The relationship between stress induced cortisol levels and memory differs between men and women

Epidemiological as well as experimental studies in elderly subjects have suggested that postmenopausal women are more susceptible to the memory impairing effects of elevated cortisol levels than elderly men. Little is known however about gender differences in the susceptibility to acute stress in young subjects. In the present study a total of 58 healthy young subjects learned a word list, with recall being tested after a brief distraction task. Twenty-two subjects had to learn the list after exposure to a psychosocial stressor (Trier Social Stress Test: TSST), while the remaining subjects served as controls. Free cortisol was determined via saliva samples taken before and 10 minutes after stress. Subjects exposed to the stressor, did not show impaired memory performance per se when compared to the control group. However the cortisol increase in response to the stressor was negatively correlated (r=-0.43, P<0.05) with the memory performance within the stressed group (i.e., subjects showing a larger cortisol response recalling less words than subjects showing only a small cortisol increase). Additional analysis revealed, that this correlation was solely caused by the strong association observed in men (r=-0.82, P<0.05), while no association was observed in women (r=-0.05, P=ns). Our data suggests, that gender modulates the association between cortisol and memory after stress. Whether these differences reflect activational effects of sex steroids or developmentally-programmed sex differences awaits to be determined.     

Irritable bowel syndrome: does gender matter?

In industrialized parts of the world, women seek health care services for irritable bowel syndrome (IBS) more frequently than men. The role of gender in IBS is likely multifactorial involving inherent physiological differences in gonadal hormones, stress reactivity, and inflammatory responses, as well as sociocultural differences in response to pain and/or bowel pattern changes.
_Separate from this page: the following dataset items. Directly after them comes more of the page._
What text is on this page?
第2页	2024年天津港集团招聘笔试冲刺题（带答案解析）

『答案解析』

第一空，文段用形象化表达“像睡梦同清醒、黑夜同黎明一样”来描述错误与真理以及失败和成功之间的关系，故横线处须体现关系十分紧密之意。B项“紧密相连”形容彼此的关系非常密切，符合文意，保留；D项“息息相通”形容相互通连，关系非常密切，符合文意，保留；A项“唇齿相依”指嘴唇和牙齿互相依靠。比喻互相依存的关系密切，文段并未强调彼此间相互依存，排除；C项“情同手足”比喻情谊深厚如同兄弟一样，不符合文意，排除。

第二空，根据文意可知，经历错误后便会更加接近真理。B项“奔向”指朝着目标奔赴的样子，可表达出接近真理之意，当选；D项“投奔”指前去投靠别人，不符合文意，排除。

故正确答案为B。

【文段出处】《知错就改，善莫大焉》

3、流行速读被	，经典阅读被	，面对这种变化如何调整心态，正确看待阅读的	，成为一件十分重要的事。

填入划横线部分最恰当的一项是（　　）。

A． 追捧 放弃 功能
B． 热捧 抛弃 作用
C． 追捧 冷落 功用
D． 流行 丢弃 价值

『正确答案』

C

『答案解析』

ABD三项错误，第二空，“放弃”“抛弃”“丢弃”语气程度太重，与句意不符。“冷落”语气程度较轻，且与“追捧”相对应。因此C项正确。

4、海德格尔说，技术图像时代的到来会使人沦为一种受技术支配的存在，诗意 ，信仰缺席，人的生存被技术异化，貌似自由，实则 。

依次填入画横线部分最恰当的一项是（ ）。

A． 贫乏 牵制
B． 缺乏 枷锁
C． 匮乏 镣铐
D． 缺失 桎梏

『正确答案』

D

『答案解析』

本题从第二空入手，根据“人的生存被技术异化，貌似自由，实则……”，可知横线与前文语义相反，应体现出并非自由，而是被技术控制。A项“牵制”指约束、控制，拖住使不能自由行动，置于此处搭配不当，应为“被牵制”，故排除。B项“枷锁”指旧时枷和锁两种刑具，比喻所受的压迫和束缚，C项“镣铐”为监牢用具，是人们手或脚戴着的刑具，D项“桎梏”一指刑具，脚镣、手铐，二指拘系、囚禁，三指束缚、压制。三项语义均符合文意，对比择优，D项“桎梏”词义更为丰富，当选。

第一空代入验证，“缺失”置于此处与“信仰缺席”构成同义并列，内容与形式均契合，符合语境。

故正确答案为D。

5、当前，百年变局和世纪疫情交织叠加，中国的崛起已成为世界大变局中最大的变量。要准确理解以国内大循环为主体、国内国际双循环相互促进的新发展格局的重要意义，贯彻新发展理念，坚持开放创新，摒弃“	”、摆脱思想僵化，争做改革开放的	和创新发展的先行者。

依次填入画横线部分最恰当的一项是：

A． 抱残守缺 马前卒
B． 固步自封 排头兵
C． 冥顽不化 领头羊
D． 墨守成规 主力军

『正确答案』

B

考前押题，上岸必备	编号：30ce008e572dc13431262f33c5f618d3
This mini-review in particular addresses gender differences in visceral sensitivity, motility, and autonomic nervous system balance as potential factors contributing to gender differences in IBS presentation.     

Sex differences in stress-related psychiatric disorders: Neurobiological perspectives

Stress is associated with the onset and severity of several psychiatric disorders that occur more frequently in women than men, including posttraumatic stress disorder (PTSD) and depression. Patients with these disorders present with dysregulation of several stress response systems, including the neuroendocrine response to stress, corticolimbic responses to negatively valenced stimuli, and hyperarousal. Thus, sex differences within their underlying circuitry may explain sex biases in disease prevalence. This review describes clinical studies that identify sex differences within the activity of these circuits, as well as preclinical studies that demonstrate cellular and molecular sex differences in stress responses systems. These studies reveal sex differences from the molecular to the systems level that increase endocrine, emotional, and arousal responses to stress in females. Exploring these sex differences is critical because this research can reveal the neurobiological underpinnings of vulnerability to stress-related psychiatric disorders and guide the development of novel pharmacotherapies.